Близнецы | страница 28
«Кажется, жизнь налаживается» — подумал Вова.
С этого-то все и началось. «Пальто из лоскутов» было отправлено соседям снизу, Серафимович оставлен до лучших времен, а Вова взялся за Белого. Сборник был тоненький, все, или почти все, Вова же когда-то читал и, думал он, приятно было бы вернуться в те далекие (а прошло-то всего четыре года) времена, когда он был утонченно-весел, язвительно остроумен, хорошо одет и девушки — не все, конечно, но именно те, каких ему хотелось, провожали его взглядами. В ту чистую, прохладную осень, похожую на хрустальный гроб со спящей девочкой. Тогда он только и дела, что читал, пил и бродил по пустынным, сырым паркам.
А сейчас он лежал на свалявшемся матрасе, тесные темно-зеленые стены холодили кожу, на сердце было тоскливо и пусто, и он то останавливался на одной строчке, равнодушно прочитывая ее раз за разом, то просто глядел на затейливые закорючки букв, и сердце у него болело — безо всяких фигуральных выражений, просто болело и все.

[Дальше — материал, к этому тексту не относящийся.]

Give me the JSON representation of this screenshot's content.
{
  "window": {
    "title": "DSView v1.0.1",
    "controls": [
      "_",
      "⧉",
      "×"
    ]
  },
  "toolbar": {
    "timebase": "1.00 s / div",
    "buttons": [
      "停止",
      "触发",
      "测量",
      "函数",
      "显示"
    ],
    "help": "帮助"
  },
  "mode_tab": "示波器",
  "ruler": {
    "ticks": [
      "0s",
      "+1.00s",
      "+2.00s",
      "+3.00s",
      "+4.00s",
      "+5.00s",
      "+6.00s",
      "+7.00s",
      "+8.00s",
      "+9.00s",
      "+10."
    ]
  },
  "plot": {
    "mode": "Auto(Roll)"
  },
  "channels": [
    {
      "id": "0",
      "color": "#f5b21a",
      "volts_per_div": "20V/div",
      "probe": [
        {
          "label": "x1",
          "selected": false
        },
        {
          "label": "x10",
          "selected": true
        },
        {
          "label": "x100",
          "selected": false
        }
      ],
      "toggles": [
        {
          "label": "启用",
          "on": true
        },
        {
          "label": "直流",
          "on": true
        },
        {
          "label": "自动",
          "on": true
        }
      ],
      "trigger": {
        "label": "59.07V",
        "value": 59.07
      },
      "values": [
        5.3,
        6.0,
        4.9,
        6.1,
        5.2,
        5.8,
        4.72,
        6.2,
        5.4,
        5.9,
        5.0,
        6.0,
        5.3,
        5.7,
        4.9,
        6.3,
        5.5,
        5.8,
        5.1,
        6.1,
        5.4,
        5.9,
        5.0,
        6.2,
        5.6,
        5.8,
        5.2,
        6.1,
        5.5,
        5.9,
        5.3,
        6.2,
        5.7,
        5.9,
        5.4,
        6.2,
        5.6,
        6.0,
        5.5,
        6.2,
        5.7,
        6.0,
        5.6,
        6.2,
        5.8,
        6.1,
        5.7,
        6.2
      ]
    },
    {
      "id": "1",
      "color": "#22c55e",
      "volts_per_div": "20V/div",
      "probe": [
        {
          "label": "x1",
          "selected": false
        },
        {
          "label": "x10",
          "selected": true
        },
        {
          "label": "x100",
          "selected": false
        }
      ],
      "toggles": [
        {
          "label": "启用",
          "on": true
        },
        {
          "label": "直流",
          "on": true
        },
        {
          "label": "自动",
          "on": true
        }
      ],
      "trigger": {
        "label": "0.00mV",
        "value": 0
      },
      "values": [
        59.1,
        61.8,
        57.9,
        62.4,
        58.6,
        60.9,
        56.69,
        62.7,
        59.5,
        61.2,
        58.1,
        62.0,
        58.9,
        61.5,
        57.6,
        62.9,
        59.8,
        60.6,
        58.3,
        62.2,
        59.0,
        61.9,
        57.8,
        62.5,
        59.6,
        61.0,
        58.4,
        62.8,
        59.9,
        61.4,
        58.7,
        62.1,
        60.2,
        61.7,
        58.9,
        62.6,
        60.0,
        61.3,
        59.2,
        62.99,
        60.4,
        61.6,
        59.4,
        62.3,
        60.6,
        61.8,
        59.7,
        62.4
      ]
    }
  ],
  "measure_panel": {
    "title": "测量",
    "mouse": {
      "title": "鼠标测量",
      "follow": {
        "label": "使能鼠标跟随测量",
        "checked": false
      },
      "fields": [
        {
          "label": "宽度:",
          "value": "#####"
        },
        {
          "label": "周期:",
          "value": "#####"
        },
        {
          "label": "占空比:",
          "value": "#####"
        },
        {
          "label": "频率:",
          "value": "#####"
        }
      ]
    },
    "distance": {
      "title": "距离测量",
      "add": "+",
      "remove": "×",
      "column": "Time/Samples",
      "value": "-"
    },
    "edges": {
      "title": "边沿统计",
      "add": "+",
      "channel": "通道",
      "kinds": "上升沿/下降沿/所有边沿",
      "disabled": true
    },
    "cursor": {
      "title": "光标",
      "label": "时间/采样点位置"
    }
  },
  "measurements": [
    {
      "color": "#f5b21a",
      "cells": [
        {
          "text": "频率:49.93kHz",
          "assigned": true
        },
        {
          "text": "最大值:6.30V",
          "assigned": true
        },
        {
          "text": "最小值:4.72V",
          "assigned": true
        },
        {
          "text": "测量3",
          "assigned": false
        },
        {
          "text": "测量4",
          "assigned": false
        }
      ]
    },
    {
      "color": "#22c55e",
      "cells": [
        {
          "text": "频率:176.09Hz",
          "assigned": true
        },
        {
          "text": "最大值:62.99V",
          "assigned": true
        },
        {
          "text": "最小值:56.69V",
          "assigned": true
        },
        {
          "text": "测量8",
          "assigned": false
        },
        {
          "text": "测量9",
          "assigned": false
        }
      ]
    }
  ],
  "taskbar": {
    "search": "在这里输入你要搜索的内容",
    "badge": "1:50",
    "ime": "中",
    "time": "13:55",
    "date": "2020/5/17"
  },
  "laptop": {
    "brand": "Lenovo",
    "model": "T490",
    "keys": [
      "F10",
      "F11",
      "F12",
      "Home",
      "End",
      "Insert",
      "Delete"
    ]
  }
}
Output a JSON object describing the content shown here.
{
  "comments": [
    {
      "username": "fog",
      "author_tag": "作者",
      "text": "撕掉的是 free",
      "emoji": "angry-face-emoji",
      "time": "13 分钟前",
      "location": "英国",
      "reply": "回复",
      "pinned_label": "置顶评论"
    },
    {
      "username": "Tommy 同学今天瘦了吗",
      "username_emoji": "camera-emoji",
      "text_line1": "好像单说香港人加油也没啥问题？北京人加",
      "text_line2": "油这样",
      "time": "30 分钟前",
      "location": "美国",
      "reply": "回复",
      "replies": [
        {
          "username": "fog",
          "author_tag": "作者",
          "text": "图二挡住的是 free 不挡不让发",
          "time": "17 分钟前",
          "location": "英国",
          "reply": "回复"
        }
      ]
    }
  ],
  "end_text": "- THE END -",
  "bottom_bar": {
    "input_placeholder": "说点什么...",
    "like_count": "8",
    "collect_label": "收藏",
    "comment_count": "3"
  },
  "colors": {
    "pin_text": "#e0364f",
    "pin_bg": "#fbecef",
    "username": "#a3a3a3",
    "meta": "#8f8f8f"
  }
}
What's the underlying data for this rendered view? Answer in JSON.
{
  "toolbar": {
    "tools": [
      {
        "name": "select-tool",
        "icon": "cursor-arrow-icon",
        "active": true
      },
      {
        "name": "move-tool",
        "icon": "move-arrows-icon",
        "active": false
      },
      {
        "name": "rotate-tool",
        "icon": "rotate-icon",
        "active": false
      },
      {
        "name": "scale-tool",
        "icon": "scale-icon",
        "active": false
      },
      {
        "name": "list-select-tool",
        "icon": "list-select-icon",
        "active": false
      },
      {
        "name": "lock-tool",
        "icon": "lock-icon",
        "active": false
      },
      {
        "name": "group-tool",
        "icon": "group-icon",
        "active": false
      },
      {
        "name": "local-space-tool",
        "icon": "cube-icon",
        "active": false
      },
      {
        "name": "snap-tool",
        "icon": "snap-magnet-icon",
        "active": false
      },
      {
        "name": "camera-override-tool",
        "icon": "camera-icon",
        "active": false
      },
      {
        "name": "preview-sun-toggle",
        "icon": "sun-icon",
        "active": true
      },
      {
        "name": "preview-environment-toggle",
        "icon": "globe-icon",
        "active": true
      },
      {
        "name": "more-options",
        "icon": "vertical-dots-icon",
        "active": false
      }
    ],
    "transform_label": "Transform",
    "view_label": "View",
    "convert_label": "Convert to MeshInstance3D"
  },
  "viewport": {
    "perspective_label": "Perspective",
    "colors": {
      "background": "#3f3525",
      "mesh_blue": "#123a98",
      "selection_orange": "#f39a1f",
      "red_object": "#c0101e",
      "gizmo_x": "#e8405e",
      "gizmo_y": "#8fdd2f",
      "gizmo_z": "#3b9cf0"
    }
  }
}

Да, тогда-то все и началось — буквы закружились, заиграли, в их беспорядочном движении на мгновенье возникали и тут же исчезали правильные фигуры: ромб, круг, треугольник. Голова утопала в хрусткой, жаркой подушке, откуда-то доносились отрывистые звуки гармоники, зелень стен расслоилась, как мутная озерная вода в солнечных лучах, и он увидел, что когда-то стены были выкрашены в коричневый и на этом коричневом был нацарапан убегающий парусник, а еще раньше стены были оклеены серыми газетами с непривычным шрифтом и злыми заголовками, и были снова зеленые стены со следами ударов на них, и бледно-красные с карандашным «Да здравствует третий интернационал!», и был голый кирпич, и за ним тоже что-то еще было — но уже не разглядеть сквозь толщу завязшего в стенах старой тюрьмы времени.
И вдруг все кончилось — нахлынула упругая, подводная тишина и перед собой Вова увидел сложенное из колышущихся буковок лицо: самое обычное русское лицо, курносое, с выраженными скулами, аккуратно подстриженными усами и короткой бородкой.
— Сергей Геннадьевич? — беззвучно шевельнул онемевшим, чужим ртом Вова.
— Да, — ответил Нечаев.
Пейзаж напоминал картины Де Кирико: темно-синее небо с распухшим, ватным облаком сверху, двор в черно-красных кирпичных стенах, круглая башня, торчащая из-за стены. И все это — за бледно-желтыми прутьями решетки и отсекателя. Труднее всего в тюрьме было на прогулке. И когда приносили передачу или письмо. Бередило, раздвигало края раны, прерывало привычное забытье, напоминало об огромном прекрасном мире за стенами. Морозов, сидя в одиночке, говорят, утешал себя: «Я сижу не в тюрьме, я сижу во вселенной». Вова в таких построениях смысла не видел. День шел за днем, продление за продлением, а в перерывах ничего не происходило — ни следователь к нему не приходил, ни адвокат, и непонятно было, что там происходит с его делом и осталось ли еще какое-нибудь дело вообще, или его позабыли, потеряли и держат просто потому, что не отпускать же. И приходил Нечаев, то складываясь из букв раскрытой книги, то вдруг проявляясь в складках одеяла, то соткавшись мгновенно в узоре теней и трещин на штукарке… А то и просто голос — твердый, приятный, со сладким холодком в глубине. Увещевал, смеялся, предлагал невозможное… Вова верил. Если бы не верил — согласился бы, а так… Что-то еще Сергей Геннадьевич потребует за освобождение? Да и дальше как? Ну, убежишь. Не девятнадцатый век, поймают.